Sept jours de deuil national viennent d’être décrétés par Caracas en mémoire d’Hugo Chávez, feu Président / « Commandant » de la République Bolivarienne du Venezuela. Réélu en octobre dernier pour son 3ème mandat, Chávez se battait depuis plusieurs mois contre le cancer, alternant campagne politique et voyages à Cuba pour se faire hospitaliser.
Tour d’horizon sur la vie del Commandante Hugo Chávez, son fabuleux culte de la personnalité et sa « Révolution socialiste » !

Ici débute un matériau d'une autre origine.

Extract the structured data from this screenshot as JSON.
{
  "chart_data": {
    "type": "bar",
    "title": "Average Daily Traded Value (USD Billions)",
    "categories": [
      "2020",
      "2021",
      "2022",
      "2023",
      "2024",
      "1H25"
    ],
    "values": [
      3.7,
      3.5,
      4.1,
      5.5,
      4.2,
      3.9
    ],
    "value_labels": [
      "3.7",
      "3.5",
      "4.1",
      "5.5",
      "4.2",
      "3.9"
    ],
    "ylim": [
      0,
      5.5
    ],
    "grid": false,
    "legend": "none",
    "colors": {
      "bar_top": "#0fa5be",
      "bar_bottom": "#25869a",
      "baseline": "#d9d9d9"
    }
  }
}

Fils d’instituteurs pauvres, le petit Hugo a progressé par la voie de l’armée. Le monde entend parler d’Hugo Chávez pour la première fois lorsqu’en 1992 il tente un coup d’état militaire qui échoue et fait deux ans de prison. Mais Chávez ne s’arrête pas là, persuadé qu’il était d’être destiné à un grand avenir. Pour parvenir au pouvoir et faire triompher ses idées marxistes, la bataille se fera désormais dans les règles de l’art : campagne médiatique, création d’un parti politique, participation aux élections présidentielles. Il se fait élire démocratiquement pour la première fois en 1998.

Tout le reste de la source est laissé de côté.